After former independent counsel Ken Starr, who led the impeachment push against former President Bill Clinton, defended President Donald Trump in his Senate impeachment trial on Monday, MSNBC host Ari Melber gave the attorney's performance a devastating review.

"This was a disaster for Republicans," Melber said. "A total, unmitigated, legal and constitutional disaster."

Starr's previous position advocating for the impeachment of a Democrat contrasted with his present position of opposing the impeachment of a Republican, requiring a non-partisan explanation to be taken credibly. But Starr couldn't provide one.

And his own history, Melber explained, undermined the Trump lawyers' claims that "abuse of power," the charge laid out in the first article of impeachment, is an insufficient basis for removing a president.

"Ken Starr, at no point in this dramatic — at times mournful — opening explained in any factual or legal way what's different," Melber said. "If anything, he drew attention — and there are senators in that body who know the history — he drew attention to the fact that the last two times we had these modern impeachments, Clinton and Nixon, we had abuse of power among the original articles."

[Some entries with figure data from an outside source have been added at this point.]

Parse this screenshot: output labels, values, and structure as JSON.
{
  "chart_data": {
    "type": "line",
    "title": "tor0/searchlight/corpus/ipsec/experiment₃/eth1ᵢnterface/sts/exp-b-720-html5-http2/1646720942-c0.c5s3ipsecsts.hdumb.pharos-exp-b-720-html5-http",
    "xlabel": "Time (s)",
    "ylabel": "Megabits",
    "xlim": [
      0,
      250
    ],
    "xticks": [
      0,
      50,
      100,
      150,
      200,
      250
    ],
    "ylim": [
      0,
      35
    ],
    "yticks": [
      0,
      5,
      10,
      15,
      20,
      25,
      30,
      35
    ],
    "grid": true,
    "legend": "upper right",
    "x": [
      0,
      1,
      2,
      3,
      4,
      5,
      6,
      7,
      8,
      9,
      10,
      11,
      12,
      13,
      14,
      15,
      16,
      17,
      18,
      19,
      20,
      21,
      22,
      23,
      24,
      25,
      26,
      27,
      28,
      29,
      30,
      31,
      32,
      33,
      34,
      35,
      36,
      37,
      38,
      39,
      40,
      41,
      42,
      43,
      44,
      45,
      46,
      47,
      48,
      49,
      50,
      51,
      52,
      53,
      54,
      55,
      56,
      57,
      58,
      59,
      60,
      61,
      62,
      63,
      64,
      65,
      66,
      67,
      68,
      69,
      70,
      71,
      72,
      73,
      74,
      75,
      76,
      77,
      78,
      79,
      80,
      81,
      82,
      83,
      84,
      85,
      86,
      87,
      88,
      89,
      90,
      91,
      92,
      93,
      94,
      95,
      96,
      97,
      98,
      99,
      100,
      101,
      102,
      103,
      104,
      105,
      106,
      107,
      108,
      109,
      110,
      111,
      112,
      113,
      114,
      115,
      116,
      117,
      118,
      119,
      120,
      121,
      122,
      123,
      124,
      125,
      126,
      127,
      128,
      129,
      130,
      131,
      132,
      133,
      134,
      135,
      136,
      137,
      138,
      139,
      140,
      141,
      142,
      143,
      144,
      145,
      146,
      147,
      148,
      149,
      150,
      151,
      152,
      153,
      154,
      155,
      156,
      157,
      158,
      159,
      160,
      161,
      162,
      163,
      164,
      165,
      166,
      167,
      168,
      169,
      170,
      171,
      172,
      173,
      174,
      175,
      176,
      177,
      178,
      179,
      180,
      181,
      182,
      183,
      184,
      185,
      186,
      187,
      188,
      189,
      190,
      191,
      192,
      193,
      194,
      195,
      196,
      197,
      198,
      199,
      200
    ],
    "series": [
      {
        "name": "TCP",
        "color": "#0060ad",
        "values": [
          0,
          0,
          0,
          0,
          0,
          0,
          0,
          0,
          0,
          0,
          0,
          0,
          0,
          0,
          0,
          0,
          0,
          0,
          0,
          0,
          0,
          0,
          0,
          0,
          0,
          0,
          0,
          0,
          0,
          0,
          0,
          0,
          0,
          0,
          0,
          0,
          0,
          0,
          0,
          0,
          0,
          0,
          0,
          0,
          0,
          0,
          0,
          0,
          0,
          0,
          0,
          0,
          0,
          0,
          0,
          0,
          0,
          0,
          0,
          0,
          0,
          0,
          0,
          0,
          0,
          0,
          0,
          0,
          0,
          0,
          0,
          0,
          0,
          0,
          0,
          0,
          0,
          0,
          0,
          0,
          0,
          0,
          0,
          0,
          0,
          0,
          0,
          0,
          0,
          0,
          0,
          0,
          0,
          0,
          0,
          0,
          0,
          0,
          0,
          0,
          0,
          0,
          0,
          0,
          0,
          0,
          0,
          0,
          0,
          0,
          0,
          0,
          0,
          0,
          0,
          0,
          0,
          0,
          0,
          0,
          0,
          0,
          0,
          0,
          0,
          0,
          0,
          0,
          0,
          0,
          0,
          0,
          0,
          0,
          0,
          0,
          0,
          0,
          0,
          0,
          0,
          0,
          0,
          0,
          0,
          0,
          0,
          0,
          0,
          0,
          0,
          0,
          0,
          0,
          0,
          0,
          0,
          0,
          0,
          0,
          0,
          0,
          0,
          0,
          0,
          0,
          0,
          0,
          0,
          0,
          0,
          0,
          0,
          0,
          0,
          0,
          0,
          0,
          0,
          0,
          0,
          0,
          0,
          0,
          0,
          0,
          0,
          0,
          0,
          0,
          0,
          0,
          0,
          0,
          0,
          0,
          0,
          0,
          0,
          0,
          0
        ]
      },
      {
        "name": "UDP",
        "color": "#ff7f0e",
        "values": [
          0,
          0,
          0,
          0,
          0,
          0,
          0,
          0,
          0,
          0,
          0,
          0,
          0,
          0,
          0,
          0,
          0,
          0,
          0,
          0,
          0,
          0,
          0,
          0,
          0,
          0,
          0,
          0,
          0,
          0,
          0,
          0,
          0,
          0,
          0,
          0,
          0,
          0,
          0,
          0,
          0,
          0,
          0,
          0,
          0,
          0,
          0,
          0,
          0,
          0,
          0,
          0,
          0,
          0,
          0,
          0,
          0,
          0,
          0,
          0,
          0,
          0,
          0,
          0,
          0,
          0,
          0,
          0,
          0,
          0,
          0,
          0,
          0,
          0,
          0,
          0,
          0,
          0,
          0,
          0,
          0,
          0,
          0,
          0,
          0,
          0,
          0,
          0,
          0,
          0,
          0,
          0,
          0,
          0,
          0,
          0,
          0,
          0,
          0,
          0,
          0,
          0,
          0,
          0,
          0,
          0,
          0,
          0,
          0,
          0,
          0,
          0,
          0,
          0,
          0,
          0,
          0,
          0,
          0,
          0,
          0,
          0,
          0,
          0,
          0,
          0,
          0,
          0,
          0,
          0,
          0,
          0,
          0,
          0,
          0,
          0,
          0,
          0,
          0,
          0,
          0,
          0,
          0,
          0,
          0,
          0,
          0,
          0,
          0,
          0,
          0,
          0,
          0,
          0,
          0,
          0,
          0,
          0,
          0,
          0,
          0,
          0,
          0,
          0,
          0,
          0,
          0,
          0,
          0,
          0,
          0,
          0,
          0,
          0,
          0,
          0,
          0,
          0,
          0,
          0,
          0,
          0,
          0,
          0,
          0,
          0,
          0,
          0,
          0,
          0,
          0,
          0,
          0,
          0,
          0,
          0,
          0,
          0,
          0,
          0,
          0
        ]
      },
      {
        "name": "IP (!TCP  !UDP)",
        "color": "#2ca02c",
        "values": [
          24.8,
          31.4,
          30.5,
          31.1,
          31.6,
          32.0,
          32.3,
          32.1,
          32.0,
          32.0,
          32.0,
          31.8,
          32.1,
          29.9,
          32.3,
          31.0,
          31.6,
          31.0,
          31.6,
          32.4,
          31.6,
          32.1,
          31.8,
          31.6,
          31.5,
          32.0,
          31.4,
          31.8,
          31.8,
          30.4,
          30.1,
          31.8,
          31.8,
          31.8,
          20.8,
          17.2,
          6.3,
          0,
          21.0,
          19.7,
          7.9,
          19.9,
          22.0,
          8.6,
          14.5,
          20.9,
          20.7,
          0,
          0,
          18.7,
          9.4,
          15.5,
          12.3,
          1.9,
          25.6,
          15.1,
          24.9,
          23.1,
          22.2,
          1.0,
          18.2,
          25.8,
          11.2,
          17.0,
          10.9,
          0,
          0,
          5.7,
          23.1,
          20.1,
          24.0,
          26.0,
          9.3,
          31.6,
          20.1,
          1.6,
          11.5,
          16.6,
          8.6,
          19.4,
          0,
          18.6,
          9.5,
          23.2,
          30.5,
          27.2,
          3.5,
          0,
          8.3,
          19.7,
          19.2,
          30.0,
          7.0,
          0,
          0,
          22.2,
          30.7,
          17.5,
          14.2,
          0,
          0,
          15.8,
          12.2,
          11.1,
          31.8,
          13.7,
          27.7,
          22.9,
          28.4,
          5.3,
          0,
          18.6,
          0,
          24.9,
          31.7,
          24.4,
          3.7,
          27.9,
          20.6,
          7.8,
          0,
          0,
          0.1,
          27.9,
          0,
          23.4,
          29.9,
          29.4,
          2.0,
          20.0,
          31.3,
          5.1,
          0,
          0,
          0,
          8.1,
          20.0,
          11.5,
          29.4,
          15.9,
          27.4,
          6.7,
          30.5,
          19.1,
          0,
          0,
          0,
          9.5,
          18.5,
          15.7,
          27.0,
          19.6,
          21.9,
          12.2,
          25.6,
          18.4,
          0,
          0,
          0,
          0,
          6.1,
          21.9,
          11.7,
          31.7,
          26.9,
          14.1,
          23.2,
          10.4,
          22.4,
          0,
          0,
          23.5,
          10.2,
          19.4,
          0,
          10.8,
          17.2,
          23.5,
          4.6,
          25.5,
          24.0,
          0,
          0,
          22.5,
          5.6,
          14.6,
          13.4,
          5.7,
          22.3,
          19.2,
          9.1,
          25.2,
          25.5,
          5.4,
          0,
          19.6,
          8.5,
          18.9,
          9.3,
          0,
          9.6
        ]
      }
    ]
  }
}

He continued: "Abuse of power is the ultimate high crime. And it is what presidents usually get impeached for.  And so listening to this, it was remarkable, because Ken Starr is Mr. Abuse of Power. And I was listening, interested, open-minded, ready to hear him somehow distinguish, explain, get into foreign policy. He had nothing! He came up empty!"

Starr, Melber said, was just seen to constitutionally "punch himself in the face" in Trump's defense.

Asked by host Nicolle Wallace what explained Starr's change of heart on impeachment, Melber said he was just "clearly a hypocrite." He noted that in Starr's recent book, the former independent counsel wrote: "'Abuse of power was our judgment that Clinton had improperly employed the powers of his office, including meritless invocations of the doctrine of' — wait for it — 'executive privilege.'"

Trump has used vague and ridiculously broad "executive privilege" claims, and similar assertions, to block evidence from the impeachment inquiry, which triggered the second impeachment article: obstruction of Congress. Trump's defenders say this article is unfair because the president has a right to assert a privilege even if it laters fails in court, but Starr's own previous arguments undercut that defense.